Depuis plus de quinze ans, la Chine est devenue l’un des moteurs essentiels de la croissance des grandes maisons de luxe françaises. Entre l’essor de la classe moyenne chinoise, l’explosion du tourisme international et l’attrait pour les marques européennes, le marché chinois a largement contribué aux performances spectaculaires de groupes comme LVMH, Kering ou Hermès. Mais depuis plusieurs mois, les signaux économiques venus de Pékin sont moins favorables. Croissance ralentie, crise immobilière persistante, consommation en berne : cette nouvelle donne interroge. Le modèle du luxe français est-il trop dépendant de la Chine ?
La Chine, pilier de la croissance du luxe depuis vingt ans
Au cours des années 2000 et 2010, la Chine s’est imposée comme un marché incontournable pour l’industrie mondiale du luxe. L’augmentation rapide du niveau de vie, combinée à l’émergence d’une classe moyenne supérieure désireuse d’afficher sa réussite sociale, a fortement stimulé la demande pour les produits haut de gamme.
Les groupes français ont su capter cette dynamique. Louis Vuitton, Dior, Cartier, Gucci ou encore Saint Laurent ont multiplié les boutiques dans les grandes métropoles chinoises, tandis que les touristes chinois devenaient les premiers acheteurs dans les capitales européennes.
Avant la pandémie, les consommateurs chinois représentaient déjà plus d’un tiers des achats mondiaux de produits de luxe. Même lorsque les voyages internationaux se sont arrêtés pendant la crise sanitaire, la consommation s’est simplement déplacée vers le marché domestique chinois, soutenant toujours les ventes des grandes maisons.

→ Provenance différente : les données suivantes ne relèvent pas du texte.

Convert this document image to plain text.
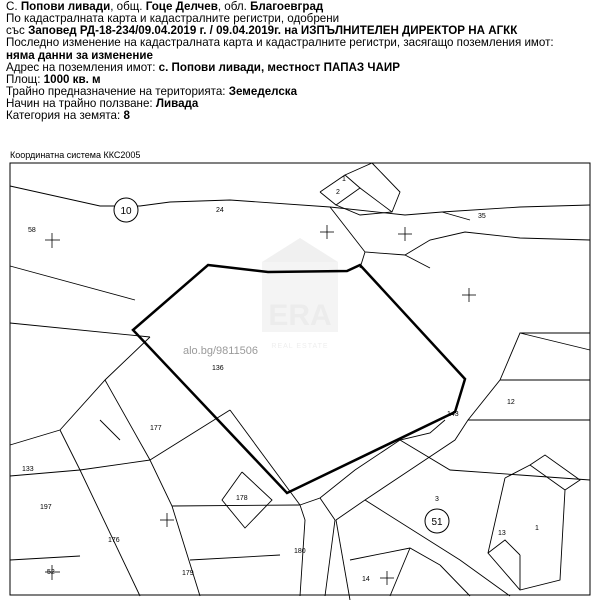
С. Попови ливади, общ. Гоце Делчев, обл. Благоевград
По кадастралната карта и кадастралните регистри, одобрени
със Заповед РД-18-234/09.04.2019 г. / 09.04.2019г. на ИЗПЪЛНИТЕЛЕН ДИРЕКТОР НА АГКК
Последно изменение на кадастралната карта и кадастралните регистри, засягащо поземления имот:
няма данни за изменение
Адрес на поземления имот: с. Попови ливади, местност ПАПАЗ ЧАИР
Площ: 1000 кв. м
Трайно предназначение на територията: Земеделска
Начин на трайно ползване: Ливада
Категория на земята: 8
Координатна система ККС2005
ERA
REAL ESTATE
10
51
58
24
1
2
35
136
12
143
177
133
197
178	3
13
1
176
180
52	179
14
alo.bg/9811506
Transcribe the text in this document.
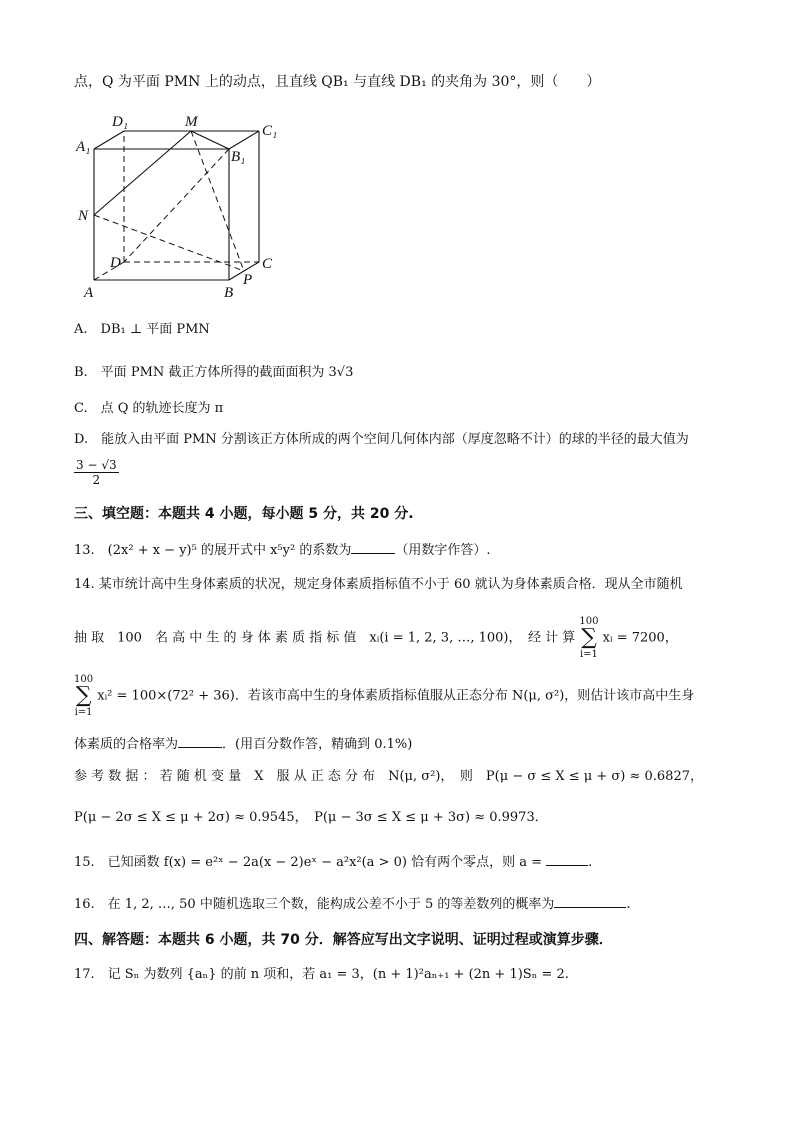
点，Q 为平面 PMN 上的动点，且直线 QB₁ 与直线 DB₁ 的夹角为 30°，则（　　）
D₁	M
C₁
A₁
B₁
N
D	C
A	B
P
A.　DB₁ ⊥ 平面 PMN
B.　平面 PMN 截正方体所得的截面面积为 3√3
C.　点 Q 的轨迹长度为 π
D.　能放入由平面 PMN 分割该正方体所成的两个空间几何体内部（厚度忽略不计）的球的半径的最大值为
$\frac{3 - √3}{2}$
三、填空题：本题共 4 小题，每小题 5 分，共 20 分.
13.　(2x² + x − y)⁵ 的展开式中 x⁵y² 的系数为	（用数字作答）.
14. 某市统计高中生身体素质的状况，规定身体素质指标值不小于 60 就认为身体素质合格．现从全市随机
抽 取　100　名 高 中 生 的 身 体 素 质 指 标 值　xᵢ(i = 1, 2, 3, …, 100)，　经 计 算 100
∑
i=1 xᵢ = 7200，
100
∑
i=1 xᵢ² = 100×(72² + 36)．若该市高中生的身体素质指标值服从正态分布 N(μ, σ²)，则估计该市高中生身
体素质的合格率为	．(用百分数作答，精确到 0.1%)
参 考 数 据 ： 若 随 机 变 量　X　服 从 正 态 分 布　N(μ, σ²)，　则　P(μ − σ ≤ X ≤ μ + σ) ≈ 0.6827，
P(μ − 2σ ≤ X ≤ μ + 2σ) ≈ 0.9545，　P(μ − 3σ ≤ X ≤ μ + 3σ) ≈ 0.9973．
15.　已知函数 f(x) = e²ˣ − 2a(x − 2)eˣ − a²x²(a > 0) 恰有两个零点，则 a =	.
16.　在 1, 2, …, 50 中随机选取三个数，能构成公差不小于 5 的等差数列的概率为	.
四、解答题：本题共 6 小题，共 70 分．解答应写出文字说明、证明过程或演算步骤．
17.　记 Sₙ 为数列 {aₙ} 的前 n 项和，若 a₁ = 3，(n + 1)²aₙ₊₁ + (2n + 1)Sₙ = 2.
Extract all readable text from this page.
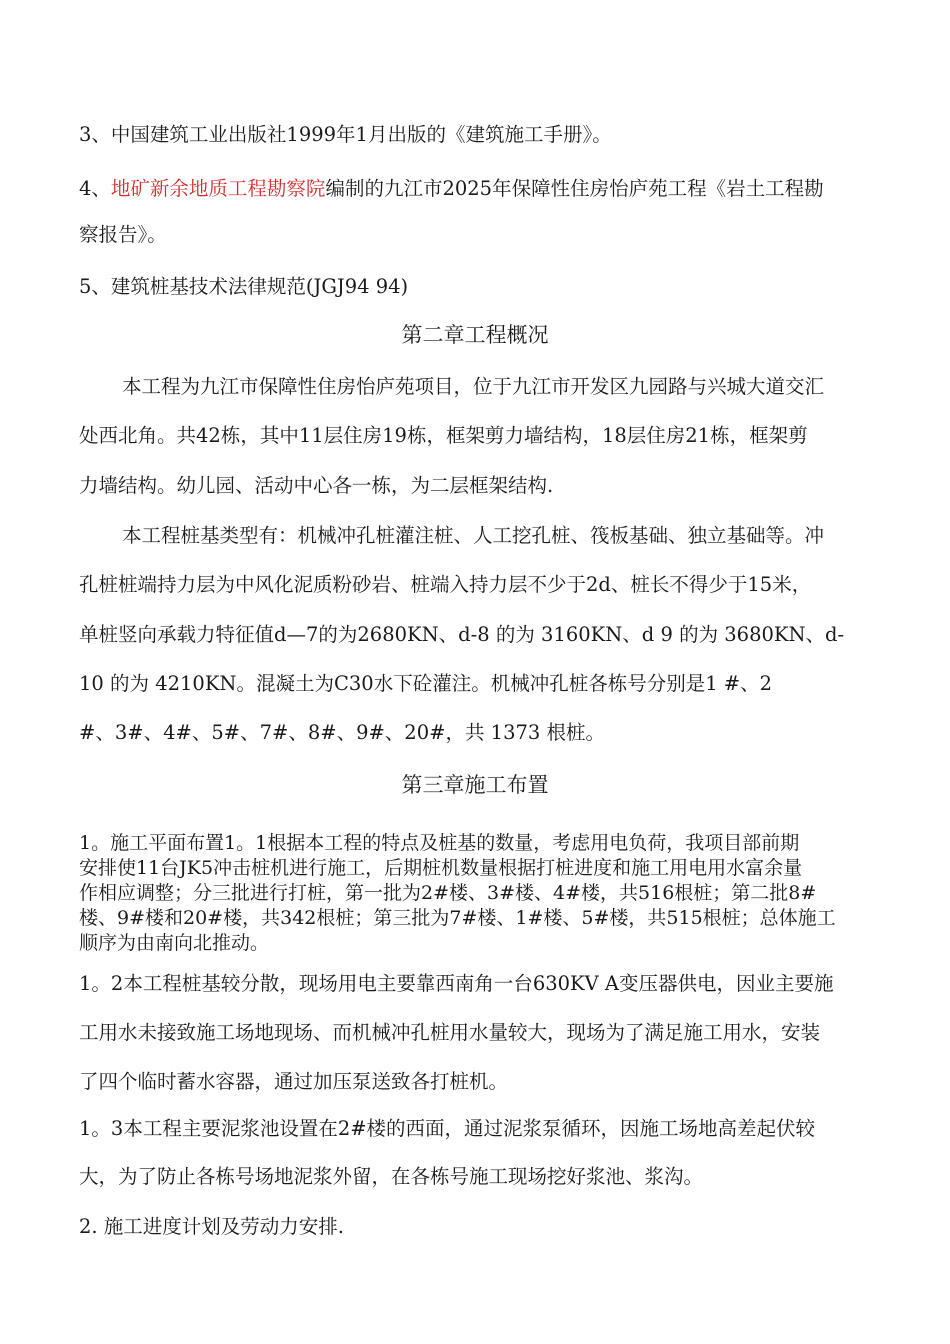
3、中国建筑工业出版社1999年1月出版的《建筑施工手册》。

4、地矿新余地质工程勘察院编制的九江市2025年保障性住房怡庐苑工程《岩土工程勘

察报告》。

5、建筑桩基技术法律规范(JGJ94 94)

第二章工程概况

本工程为九江市保障性住房怡庐苑项目，位于九江市开发区九园路与兴城大道交汇

处西北角。共42栋，其中11层住房19栋，框架剪力墙结构，18层住房21栋，框架剪

力墙结构。幼儿园、活动中心各一栋，为二层框架结构.

本工程桩基类型有：机械冲孔桩灌注桩、人工挖孔桩、筏板基础、独立基础等。冲

孔桩桩端持力层为中风化泥质粉砂岩、桩端入持力层不少于2d、桩长不得少于15米，

单桩竖向承载力特征值d—7的为2680KN、d-8 的为 3160KN、d 9 的为 3680KN、d-

10 的为 4210KN。混凝土为C30水下砼灌注。机械冲孔桩各栋号分别是1 #、2

#、3#、4#、5#、7#、8#、9#、20#，共 1373 根桩。

第三章施工布置

1。施工平面布置1。1根据本工程的特点及桩基的数量，考虑用电负荷，我项目部前期

安排使11台JK5冲击桩机进行施工，后期桩机数量根据打桩进度和施工用电用水富余量

作相应调整；分三批进行打桩，第一批为2#楼、3#楼、4#楼，共516根桩；第二批8#

楼、9#楼和20#楼，共342根桩；第三批为7#楼、1#楼、5#楼，共515根桩；总体施工

顺序为由南向北推动。

1。2本工程桩基较分散，现场用电主要靠西南角一台630KV A变压器供电，因业主要施

工用水未接致施工场地现场、而机械冲孔桩用水量较大，现场为了满足施工用水，安装

了四个临时蓄水容器，通过加压泵送致各打桩机。

1。3本工程主要泥浆池设置在2#楼的西面，通过泥浆泵循环，因施工场地高差起伏较

大，为了防止各栋号场地泥浆外留，在各栋号施工现场挖好浆池、浆沟。

2. 施工进度计划及劳动力安排.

Pour les groupes français, la Chine est ainsi devenue un levier de croissance majeur, souvent responsable d’une part significative de l’augmentation des revenus.
Une économie chinoise en perte de vitesse
Depuis 2023, l’économie chinoise montre cependant des signes d’essoufflement. La crise immobilière, symbolisée par les difficultés de grands promoteurs, pèse sur la confiance des ménages. Le ralentissement de la croissance, combiné à un chômage élevé chez les jeunes diplômés, contribue également à freiner la consommation.
Dans ce contexte, les achats de biens de luxe deviennent plus prudents. Les consommateurs chinois restent présents, mais leurs dépenses sont moins dynamiques qu’au cours de la décennie précédente.
Plusieurs groupes du secteur ont déjà signalé une croissance plus modérée en Chine continentale. Certains marchés asiatiques, comme le Japon ou la Corée du Sud, ont pris le relais à court terme, mais ils ne peuvent pas entièrement compenser l’importance du marché chinois.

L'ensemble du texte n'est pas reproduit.